Introducing the app happened over the period of a week. I told students that we would be using this app to check for understanding and to "make sure we are listening throughout the day." I didn't want to students to focus on the score portion of the app in the beginning because I wanted them to know that this was a way for me to help them be a better student.
We went over the following lessons and added onto the previous day's lesson:
The questions that I asked my students were based off the Learning Objectives for the day. I started off with three questions a day that talked about reading, writing, and math. After the Common Core State Standards were a part of ExitTicket, I put my class into two groups: Math and ELA. We moved from just three questions to multiple questions based off of certain standards.

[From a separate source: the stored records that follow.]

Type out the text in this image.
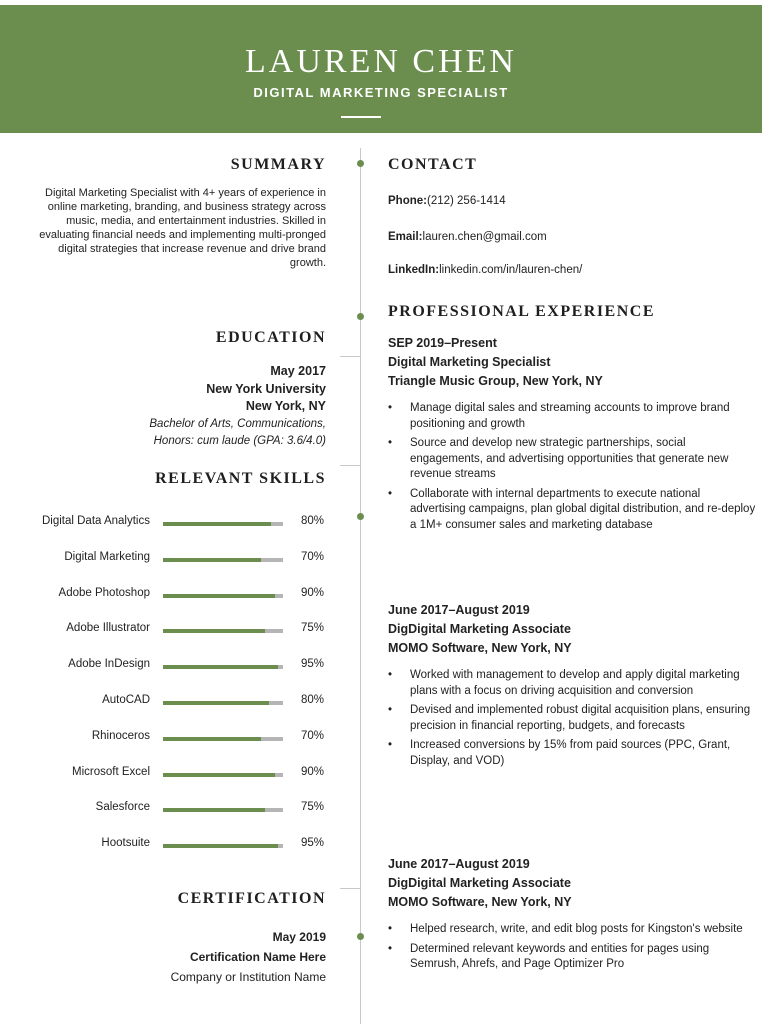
LAUREN CHEN
DIGITAL MARKETING SPECIALIST
SUMMARY
Digital Marketing Specialist with 4+ years of experience in online marketing, branding, and business strategy across music, media, and entertainment industries. Skilled in evaluating financial needs and implementing multi-pronged digital strategies that increase revenue and drive brand growth.
EDUCATION
May 2017
New York University
New York, NY
Bachelor of Arts, Communications,
Honors: cum laude (GPA: 3.6/4.0)
RELEVANT SKILLS
Digital Data Analytics	80%
Digital Marketing	70%
Adobe Photoshop	90%
Adobe Illustrator	75%
Adobe InDesign	95%
AutoCAD	80%
Rhinoceros	70%
Microsoft Excel	90%
Salesforce	75%
Hootsuite	95%
CERTIFICATION
May 2019
Certification Name Here
Company or Institution Name
CONTACT
Phone:(212) 256-1414
Email:lauren.chen@gmail.com
LinkedIn:linkedin.com/in/lauren-chen/
PROFESSIONAL EXPERIENCE
SEP 2019–Present
Digital Marketing Specialist
Triangle Music Group, New York, NY
• Manage digital sales and streaming accounts to improve brand positioning and growth
• Source and develop new strategic partnerships, social engagements, and advertising opportunities that generate new revenue streams
• Collaborate with internal departments to execute national advertising campaigns, plan global digital distribution, and re-deploy a 1M+ consumer sales and marketing database
June 2017–August 2019
DigDigital Marketing Associate
MOMO Software, New York, NY
• Worked with management to develop and apply digital marketing plans with a focus on driving acquisition and conversion
• Devised and implemented robust digital acquisition plans, ensuring precision in financial reporting, budgets, and forecasts
• Increased conversions by 15% from paid sources (PPC, Grant, Display, and VOD)
June 2017–August 2019
DigDigital Marketing Associate
MOMO Software, New York, NY
• Helped research, write, and edit blog posts for Kingston's website
• Determined relevant keywords and entities for pages using Semrush, Ahrefs, and Page Optimizer Pro
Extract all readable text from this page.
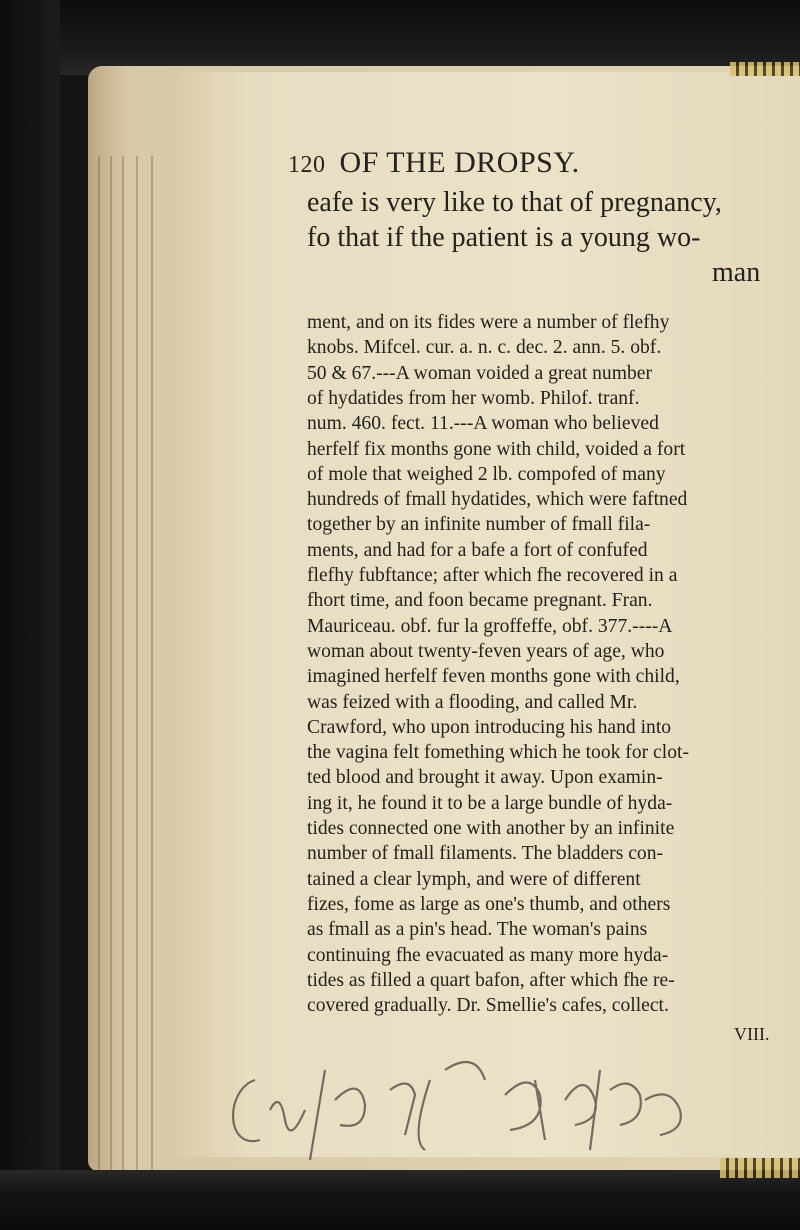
120 OF THE DROPSY.
eafe is very like to that of pregnancy,
fo that if the patient is a young wo-
man
ment, and on its fides were a number of flefhy
knobs. Mifcel. cur. a. n. c. dec. 2. ann. 5. obf.
50 & 67.---A woman voided a great number
of hydatides from her womb. Philof. tranf.
num. 460. fect. 11.---A woman who believed
herfelf fix months gone with child, voided a fort
of mole that weighed 2 lb. compofed of many
hundreds of fmall hydatides, which were faftned
together by an infinite number of fmall fila-
ments, and had for a bafe a fort of confufed
flefhy fubftance; after which fhe recovered in a
fhort time, and foon became pregnant. Fran.
Mauriceau. obf. fur la groffeffe, obf. 377.----A
woman about twenty-feven years of age, who
imagined herfelf feven months gone with child,
was feized with a flooding, and called Mr.
Crawford, who upon introducing his hand into
the vagina felt fomething which he took for clot-
ted blood and brought it away. Upon examin-
ing it, he found it to be a large bundle of hyda-
tides connected one with another by an infinite
number of fmall filaments. The bladders con-
tained a clear lymph, and were of different
fizes, fome as large as one's thumb, and others
as fmall as a pin's head. The woman's pains
continuing fhe evacuated as many more hyda-
tides as filled a quart bafon, after which fhe re-
covered gradually. Dr. Smellie's cafes, collect.
VIII.
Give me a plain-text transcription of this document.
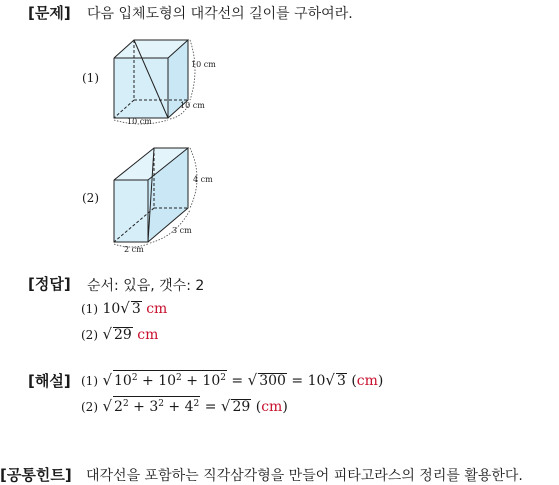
[문제] 다음 입체도형의 대각선의 길이를 구하여라.
(1)
10 cm
10 cm
10 cm
(2)
4 cm
3 cm
2 cm
[정답] 순서: 있음, 갯수: 2
(1) 10√ 3 cm
(2) √ 29 cm
[해설] (1) √ $10^2 + 10^2 + 10^2$ = √ 300 = 10√ 3 (cm)
(2) √ $2^2 + 3^2 + 4^2$ = √ 29 (cm)
[공통힌트] 대각선을 포함하는 직각삼각형을 만들어 피타고라스의 정리를 활용한다.
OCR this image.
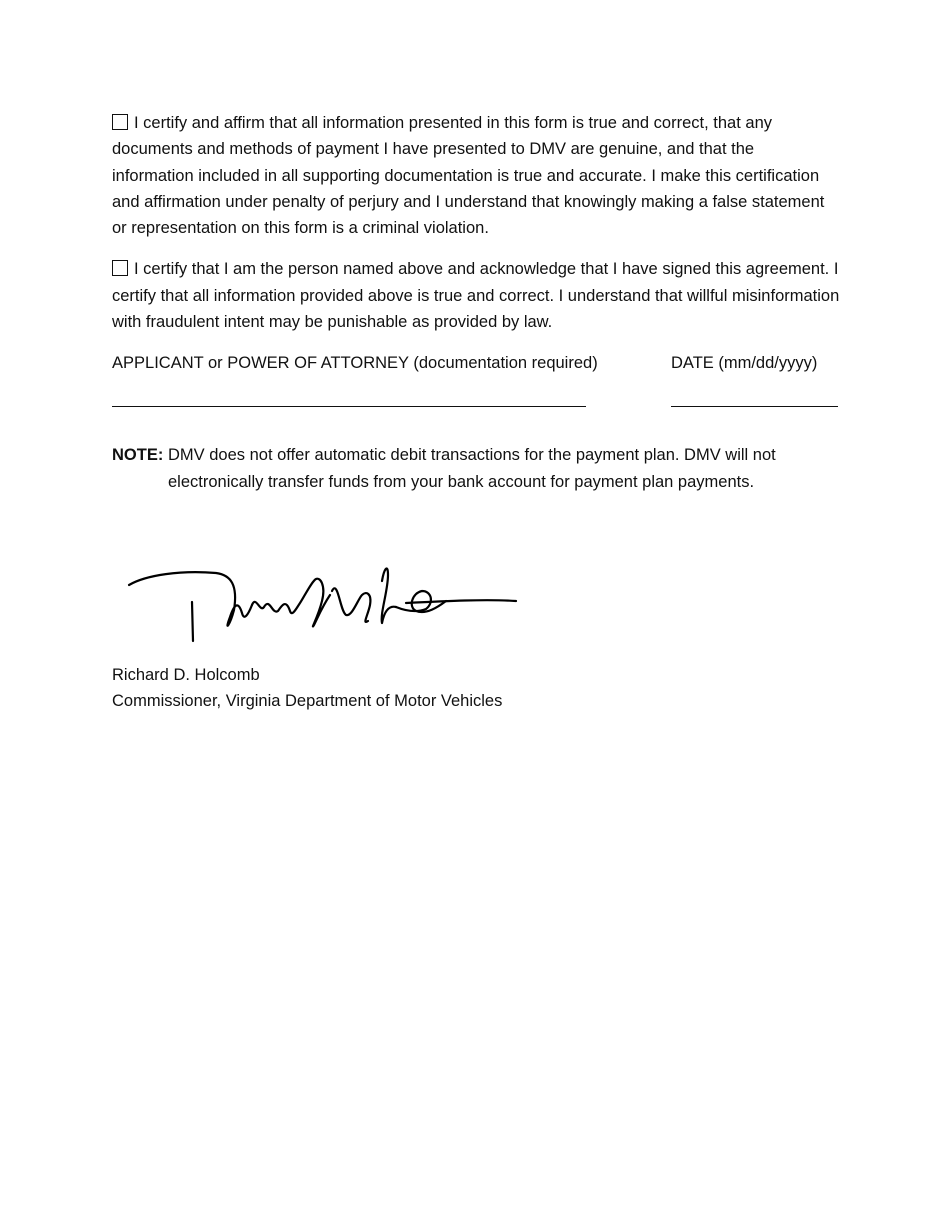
I certify and affirm that all information presented in this form is true and correct, that any documents and methods of payment I have presented to DMV are genuine, and that the information included in all supporting documentation is true and accurate. I make this certification and affirmation under penalty of perjury and I understand that knowingly making a false statement or representation on this form is a criminal violation.

I certify that I am the person named above and acknowledge that I have signed this agreement. I certify that all information provided above is true and correct. I understand that willful misinformation with fraudulent intent may be punishable as provided by law.

APPLICANT or POWER OF ATTORNEY (documentation required)	DATE (mm/dd/yyyy)
NOTE: DMV does not offer automatic debit transactions for the payment plan. DMV will not electronically transfer funds from your bank account for payment plan payments.
Richard D. Holcomb
Commissioner, Virginia Department of Motor Vehicles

The next important piece of using an app, such as ExitTicket, is when teachers can use it with primary grade classes. If you're a bit hesitant about using the app, I recommend doing it when students arrive and/or when they start to pack up their belongings. The time that I chose to do it with my students was when they left for the day. I called them over to get their homework and take home folder. Before I gave them their things, I had them take their ExitTicket. At the beginning of the year I had to read a lot of the questions since their reading levels sometimes required help. Now we are at the point where they can read and answer all the questions independently. Kids hold me accountable because they are now asking "When are we going to take another Exit Ticket?"
Give ExitTicket a try and I know that you will see how it can transform your teaching and help you become a more responsive teacher. Keep it simple for starters and your kids will begin to fall in love and make sure you're giving them their ExitTickets.